Q: Where do the summer scholars come from and what are some of their areas of expertise? Also, what is the advantage of having scholars from different musical disciplines convene for one institute like this?

A: We were extremely impressed with, and humbled by the quality and diversity of those who applied. The 25 who were selected come from all over the U.S., including Florida, Texas, California, Utah, Virginia and closer to home. About two-thirds are in music-related disciplines (ethnomusicology, musicology and music theory) and the rest are based in anthropology, history, literature, communications and philosophy. Many have published books, with topics such as the hip hop scene in San Francisco, Burma’s pop music industry, women in Puccini’s operas, Bartok’s legacy in cold war culture, the music of experimental composer La Monte Young, Nuevo Mexicano popular musics, mask performance in Cote d’Ivoire (Ivory Coast), music and racial politics in California, hip hop in the Mississippi delta region, legal aspects of American foreign policy in the late 19th century, and an analysis of Nietzsche’s sense of humor. As yet unpublished projects include a study of queer fans of heavy metal, a dissertation in progress on electronic dance music in Paris, Berlin, and Chicago, indie music in post-bomb Bali and the role of women mbira musicians in Zimbabwe. The interdisciplinary atmosphere here has been electrifying for all.

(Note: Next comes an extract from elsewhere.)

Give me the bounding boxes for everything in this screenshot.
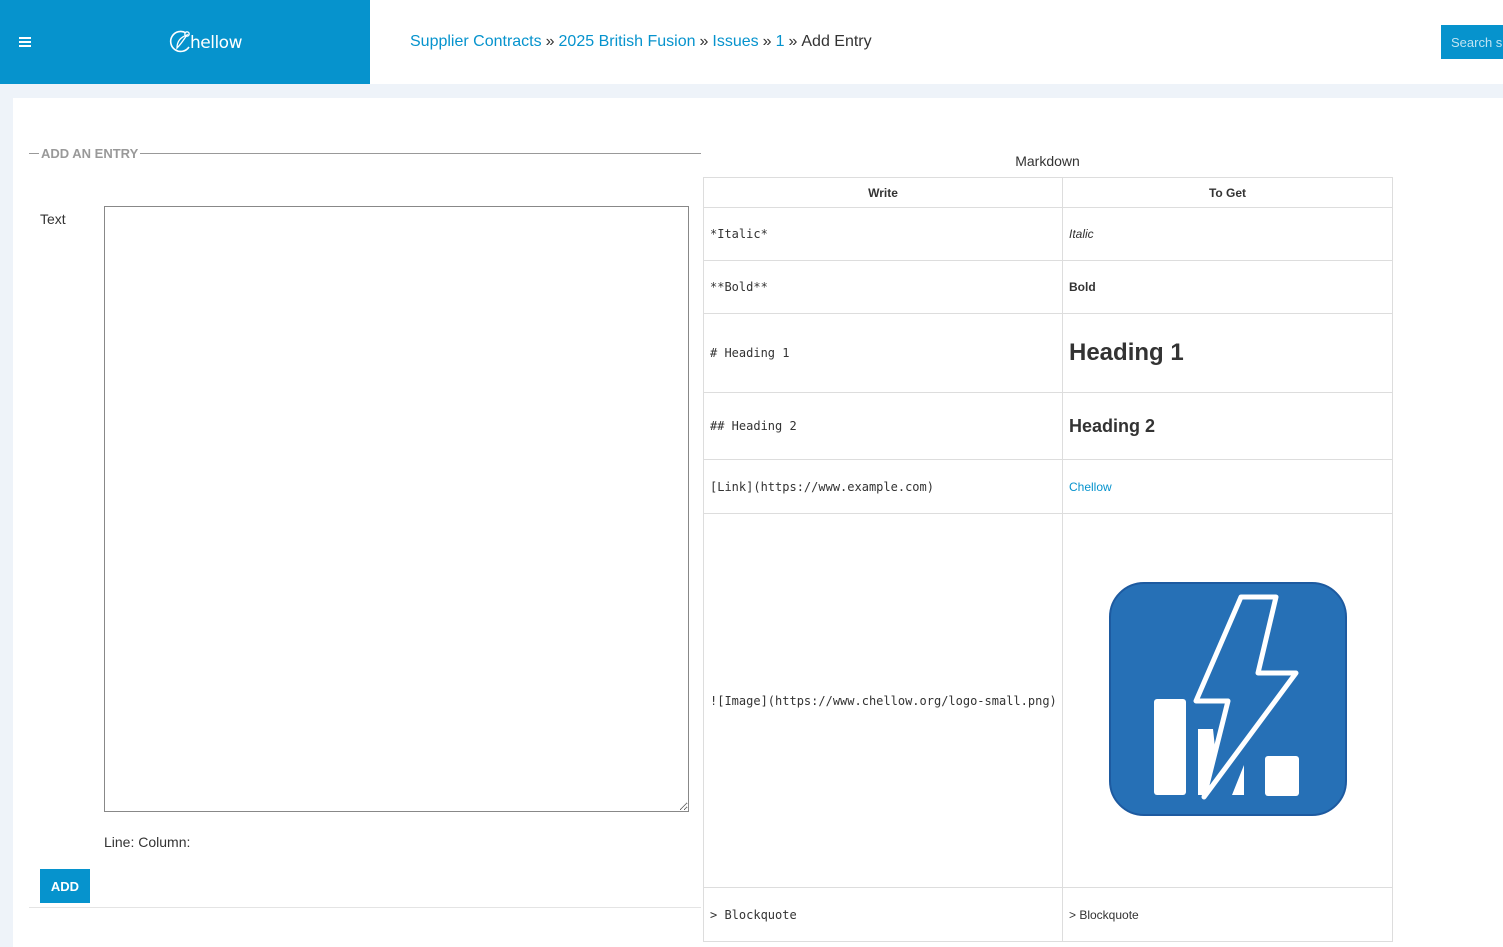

Q: Tell us about the forthcoming book that you are editing on rap in Africa? Where else have you been published, and on what topics?

A: The book, called Hip Hop Africa: New African Music in a Globalizing World, includes contributions from 12 scholars from the U.S., Europe and Africa, and is due out in June 2012 on Indiana University Press. Most of my publications have been on African music, including a book (Mande Music, University of Chicago Press, 2000), articles, dictionary and encyclopedia entries, and CD liner notes. I have also written about the music of Ornette Coleman and Cecil Taylor, and wrote the introduction to the autobiography of Nigerian drummer Olatunji.